Dean next argues that the district court erred in admitting into evidence the Ann Collins check which was discovered by Officer Landrum during his search of the automobile after the arrest of Gipson, Derrick Tunstall, Robert Dean, and Calvin Dean. Dean is precluded from raising the legality of the search on appeal because he did not raise it before the trial judge. Fed.R.Cr.P. 12(b)(3) provides that motions to suppress evidence must be raised prior to trial. Fed.R.Cr.P. 12(f) provides that "[f]ailure by a party to raise defenses or objections or to make requests which must be made prior to trial, at the time set by the court pursuant to subdivision (c), or prior to any extension thereof made by the court, shall constitute waiver thereof, but the court for cause shown may grant relief from the waiver." In United States v. Sachs, 801 F.2d 839, 847 (6th Cir.1986), defendant made a motion to suppress physical evidence on the last day of testimony. The court held that by not raising the motion prior to trial as required by Fed.R.Cr.P. 12(b)(3), defendant had waived the objection under Fed.R.Cr.P. 12(f). See also United States v. Worthington, 698 F.2d 820, 824 (6th Cir.1983); United States v. Wood, 609 F.2d 246, 248 (6th Cir.1979) (per curiam).

13

In this case, defendant did not raise an objection to the introduction of the Ann Collins check at anytime during the trial. He has therefore waived any objection to admission of the check into evidence. Fed.R.Cr.P. 12(f) does allow the court to grant relief from the waiver for cause shown.

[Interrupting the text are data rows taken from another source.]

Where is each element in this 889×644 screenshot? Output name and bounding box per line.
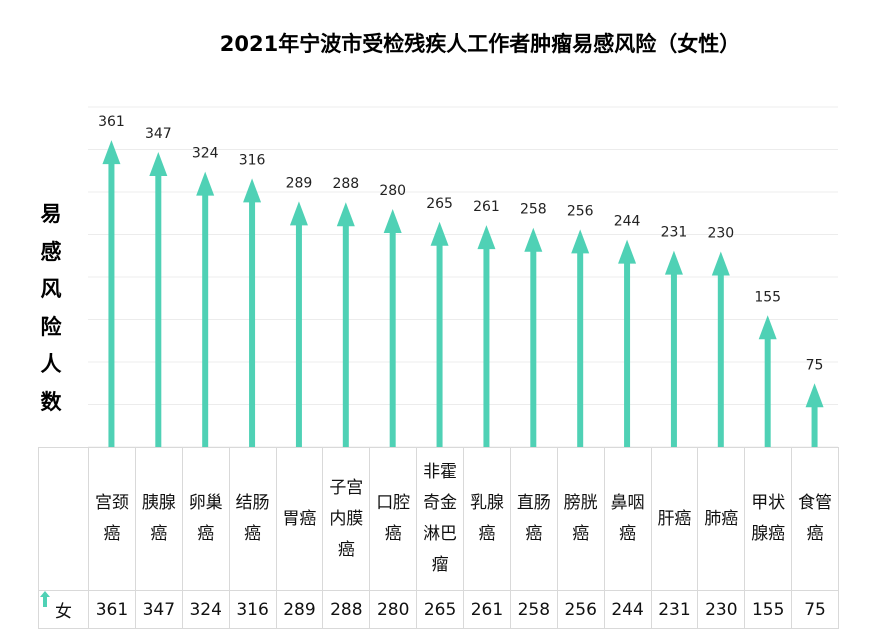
arrow-bar	[618, 239, 637, 447]
arrow-bar	[477, 225, 496, 447]
table-value: 280	[369, 590, 418, 629]
value-label: 280	[379, 183, 406, 199]
category-label: 口腔癌	[369, 447, 418, 591]
arrow-bar	[430, 221, 449, 447]
value-label: 256	[567, 203, 594, 219]
table-value: 230	[697, 590, 746, 629]
category-label: 肺癌	[697, 447, 746, 591]
value-label: 316	[239, 152, 266, 168]
value-label: 75	[806, 357, 824, 373]
table-value: 75	[791, 590, 839, 629]
chart-title: 2021年宁波市受检残疾人工作者肿瘤易感风险（女性）	[219, 32, 741, 56]
value-label: 244	[614, 214, 641, 230]
category-label: 胃癌	[275, 447, 324, 591]
table-value: 244	[603, 590, 652, 629]
y-axis-label: 易感风险人数	[40, 202, 62, 414]
category-label: 乳腺癌	[463, 447, 511, 591]
arrow-bar	[336, 202, 355, 447]
arrow-bar	[196, 171, 215, 447]
arrow-bar	[289, 201, 308, 447]
arrow-bar	[664, 250, 683, 447]
category-label: 宫颈癌	[88, 447, 136, 591]
category-label: 直肠癌	[509, 447, 558, 591]
category-label: 甲状腺癌	[744, 447, 793, 591]
table-value: 155	[744, 590, 793, 629]
table-value: 265	[416, 590, 464, 629]
category-label: 胰腺癌	[134, 447, 183, 591]
table-value: 289	[275, 590, 324, 629]
arrow-bar	[758, 315, 777, 447]
arrow-bar	[711, 251, 730, 447]
value-label: 347	[145, 126, 172, 142]
table-value: 256	[556, 590, 605, 629]
table-value: 231	[650, 590, 699, 629]
arrow-bar	[571, 229, 590, 447]
category-label: 子宫内膜癌	[322, 447, 371, 591]
category-label: 非霍奇金淋巴瘤	[416, 447, 464, 591]
table-value: 324	[181, 590, 230, 629]
table-value: 258	[509, 590, 558, 629]
table-cell	[38, 447, 89, 591]
value-label: 155	[754, 289, 781, 305]
arrow-bar	[805, 383, 824, 447]
value-label: 261	[473, 199, 500, 215]
category-label: 卵巢癌	[181, 447, 230, 591]
value-label: 361	[98, 114, 125, 130]
value-label: 289	[286, 175, 313, 191]
table-value: 261	[463, 590, 511, 629]
legend-icon	[40, 591, 50, 607]
category-label: 食管癌	[791, 447, 839, 591]
arrow-bar	[102, 140, 121, 447]
legend-label: 女	[55, 602, 72, 622]
arrow-bar	[149, 152, 168, 448]
category-label: 膀胱癌	[556, 447, 605, 591]
table-value: 316	[228, 590, 277, 629]
value-label: 265	[426, 196, 453, 212]
value-label: 288	[332, 176, 359, 192]
category-label: 鼻咽癌	[603, 447, 652, 591]
value-label: 258	[520, 202, 547, 218]
table-value: 347	[134, 590, 183, 629]
category-label: 肝癌	[650, 447, 699, 591]
value-label: 231	[661, 225, 688, 241]
value-label: 324	[192, 146, 219, 162]
value-label: 230	[707, 226, 734, 242]
arrow-bar	[243, 178, 262, 447]
arrow-bar	[524, 227, 543, 447]
table-value: 288	[322, 590, 371, 629]
category-label: 结肠癌	[228, 447, 277, 591]
legend-cell: 女	[38, 590, 89, 629]
arrow-bar	[383, 209, 402, 447]
table-value: 361	[88, 590, 136, 629]
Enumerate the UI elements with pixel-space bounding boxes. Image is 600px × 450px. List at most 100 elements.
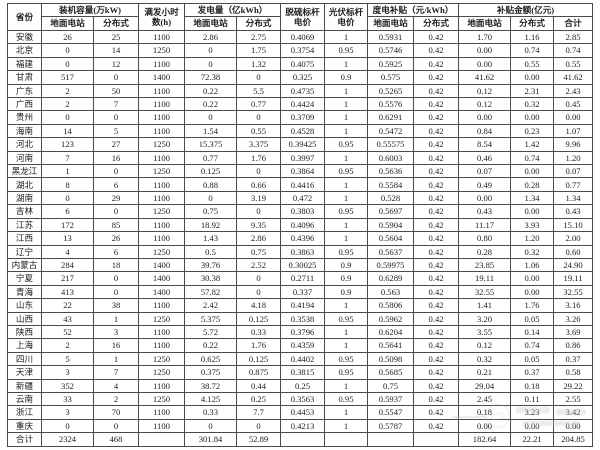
pv-subsidy-table: 省份 装机容量(万kW) 满发小时数(h) 发电量（亿kWh） 脱硫标杆电价 光…	[7, 3, 594, 447]
cell-per_kwh_subsidy_ground: 0.6204	[367, 324, 415, 340]
cell-capacity_ground: 0	[41, 110, 94, 125]
cell-per_kwh_subsidy_distributed: 0.42	[413, 43, 460, 58]
cell-province: 上海	[7, 338, 42, 353]
cell-full_load_hours: 1100	[138, 324, 186, 340]
table-row: 宁夏 217 0 1400 30.38 0 0.2711 0.9 0.6289 0.42 19.11…	[7, 271, 594, 286]
table-row: 广西 2 7 1100 0.22 0.77 0.4424 1 0.5576 0.42 0.12 0.3…	[7, 97, 594, 112]
table-row: 甘肃 517 0 1400 72.38 0 0.325 0.9 0.575 0.42 41.62 0.…	[7, 70, 594, 85]
cell-pv_price: 0.95	[324, 311, 369, 326]
cell-subsidy_amount_distributed: 0.32	[510, 244, 555, 259]
cell-subsidy_amount_distributed: 0.74	[510, 43, 555, 58]
cell-full_load_hours: 1100	[138, 110, 186, 125]
table-row: 河北 123 27 1250 15.375 3.375 0.39425 0.95 0.55575…	[7, 137, 594, 152]
cell-subsidy_amount_ground: 0.12	[458, 83, 512, 99]
cell-subsidy_amount_ground: 0.07	[458, 164, 512, 179]
cell-pv_price: 1	[324, 97, 369, 112]
cell-per_kwh_subsidy_distributed: 0.42	[413, 70, 460, 85]
cell-capacity_distributed: 0	[92, 110, 140, 125]
cell-per_kwh_subsidy_distributed: 0.42	[413, 418, 460, 434]
cell-per_kwh_subsidy_distributed: 0.42	[413, 164, 460, 179]
cell-generation_distributed: 0.55	[236, 123, 282, 139]
cell-capacity_ground: 0	[41, 418, 94, 434]
table-row: 上海 2 16 1100 0.22 1.76 0.4359 1 0.5641 0.42 0.12 0.…	[7, 338, 594, 353]
cell-per_kwh_subsidy_ground: 0.5637	[367, 244, 415, 259]
cell-subsidy_amount_distributed: 1.20	[510, 231, 555, 246]
cell-per_kwh_subsidy_ground: 0.528	[367, 190, 415, 206]
cell-capacity_distributed: 6	[92, 177, 140, 192]
cell-generation_distributed: 0	[236, 284, 282, 300]
cell-generation_ground: 0.125	[184, 164, 238, 179]
cell-generation_ground: 0	[184, 110, 238, 125]
table-row: 山东 22 38 1100 2.42 4.18 0.4194 1 0.5806 0.42 1.41 1…	[7, 298, 594, 313]
cell-capacity_distributed: 29	[92, 190, 140, 206]
cell-generation_ground: 4.125	[184, 391, 238, 407]
cell-capacity_ground: 123	[41, 137, 94, 152]
cell-desulfurization_price: 0.4069	[280, 29, 326, 45]
cell-capacity_distributed: 38	[92, 298, 140, 313]
cell-generation_distributed: 0.33	[236, 324, 282, 340]
cell-subsidy_amount_ground: 0.32	[458, 351, 512, 367]
cell-per_kwh_subsidy_distributed: 0.42	[413, 204, 460, 219]
cell-pv_price: 0.95	[324, 137, 369, 152]
cell-per_kwh_subsidy_ground: 0.75	[367, 378, 415, 393]
table-row: 新疆 352 4 1100 38.72 0.44 0.25 1 0.75 0.42 29.04 0.1…	[7, 378, 594, 393]
table-row: 北京 0 14 1250 0 1.75 0.3754 0.95 0.5746 0.42 0.00 0.…	[7, 43, 594, 58]
cell-generation_ground: 57.82	[184, 284, 238, 300]
cell-generation_distributed: 0.25	[236, 391, 282, 407]
col-header-capacity-group: 装机容量(万kW)	[40, 3, 140, 17]
cell-full_load_hours: 1250	[138, 311, 186, 326]
sub-header-generation-ground: 地面电站	[184, 16, 238, 31]
cell-capacity_distributed: 12	[92, 56, 140, 72]
cell-generation_distributed: 0	[236, 271, 282, 286]
cell-capacity_ground: 0	[41, 56, 94, 72]
cell-subsidy_amount_distributed: 0.18	[510, 378, 555, 393]
cell-subsidy_amount_ground: 2.45	[458, 391, 512, 407]
cell-per_kwh_subsidy_distributed: 0.42	[413, 217, 460, 233]
table-row: 青海 413 0 1400 57.82 0 0.337 0.9 0.563 0.42 32.55 0.…	[7, 284, 594, 300]
cell-subsidy_amount_total: 0.58	[553, 365, 594, 380]
cell-pv_price: 1	[324, 29, 369, 45]
cell-pv_price: 0.95	[324, 391, 369, 407]
cell-per_kwh_subsidy_distributed: 0.42	[413, 338, 460, 353]
cell-full_load_hours: 1400	[138, 70, 186, 85]
cell-generation_distributed: 0.77	[236, 97, 282, 112]
cell-generation_distributed: 0.125	[236, 311, 282, 326]
table-row: 辽宁 4 6 1250 0.5 0.75 0.3863 0.95 0.5637 0.42 0.28 0…	[7, 244, 594, 259]
cell-desulfurization_price: 0.4402	[280, 351, 326, 367]
cell-desulfurization_price: 0.325	[280, 70, 326, 85]
cell-province: 安徽	[7, 29, 42, 45]
cell-per_kwh_subsidy_ground: 0.5685	[367, 365, 415, 380]
cell-generation_distributed: 1.76	[236, 338, 282, 353]
cell-full_load_hours: 1100	[138, 231, 186, 246]
cell-subsidy_amount_total: 2.55	[553, 391, 594, 407]
cell-per_kwh_subsidy_ground: 0.5547	[367, 405, 415, 420]
cell-per_kwh_subsidy_ground: 0.563	[367, 284, 415, 300]
cell-generation_ground: 30.38	[184, 271, 238, 286]
cell-per_kwh_subsidy_distributed: 0.42	[413, 257, 460, 273]
cell-subsidy_amount_total: 0.86	[553, 338, 594, 353]
cell-subsidy_amount_ground: 29.04	[458, 378, 512, 393]
cell-subsidy_amount_distributed: 0.00	[510, 284, 555, 300]
cell-pv_price: 1	[324, 338, 369, 353]
cell-province: 河南	[7, 150, 42, 166]
sub-header-subsidy-amount-distributed: 分布式	[510, 16, 555, 31]
cell-subsidy_amount_ground: 11.17	[458, 217, 512, 233]
cell-per_kwh_subsidy_ground: 0.5636	[367, 164, 415, 179]
cell-subsidy_amount_distributed: 22.21	[510, 432, 555, 447]
cell-generation_ground: 39.76	[184, 257, 238, 273]
cell-province: 吉林	[7, 204, 42, 219]
cell-full_load_hours: 1250	[138, 137, 186, 152]
cell-subsidy_amount_distributed: 0.32	[510, 97, 555, 112]
cell-per_kwh_subsidy_ground: 0.5962	[367, 311, 415, 326]
cell-full_load_hours: 1250	[138, 164, 186, 179]
cell-generation_ground: 0.5	[184, 244, 238, 259]
cell-per_kwh_subsidy_distributed: 0.42	[413, 324, 460, 340]
cell-pv_price: 1	[324, 177, 369, 192]
cell-per_kwh_subsidy_distributed: 0.42	[413, 56, 460, 72]
cell-full_load_hours: 1250	[138, 391, 186, 407]
cell-full_load_hours: 1100	[138, 338, 186, 353]
cell-per_kwh_subsidy_distributed: 0.42	[413, 311, 460, 326]
cell-generation_distributed: 0.66	[236, 177, 282, 192]
cell-generation_distributed: 52.89	[236, 432, 282, 447]
cell-per_kwh_subsidy_ground: 0.5931	[367, 29, 415, 45]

However, defendant has not offered any reason whatsoever for his failure to object in the trial court to the introduction to the check. He therefore may not raise the objection in this court.

IV.

14

Finally, defendant argues that his conviction was not supported by sufficient evidence. "The standard of review for insufficiency claims is: Viewing the evidence in the light most favorable to the prosecution, is the evidence 'such that a reasonable mind might fairly find guilt beyond a reasonable doubt.' " United States v. Ashworth, 836 F.2d 260, 263 (6th Cir.1988) (quoting United States v. Ayotte, 741 F.2d 865, 876 (6th Cir.), cert. denied, 469 U.S. 1076 (1984)). In this case, the evidence against defendant was overwhelming. His various co-conspirators testified against him with regard to each of the three incidents at issue. At most, the defendant's insufficiency of the evidence argument attacks the credibility of the testimony of his former co-defendants. Of course, it is not the function of this court to second-guess jury judgments on issues of credibility where, as here, the evidence viewed most favorably to the government supports the verdict of the jury. United States v. Scartz, 838 F.2d 876, 878 (6th Cir.1988).

V.

15

We hold that all of Dean's assignments of error are without merit. His conviction is therefore AFFIRMED.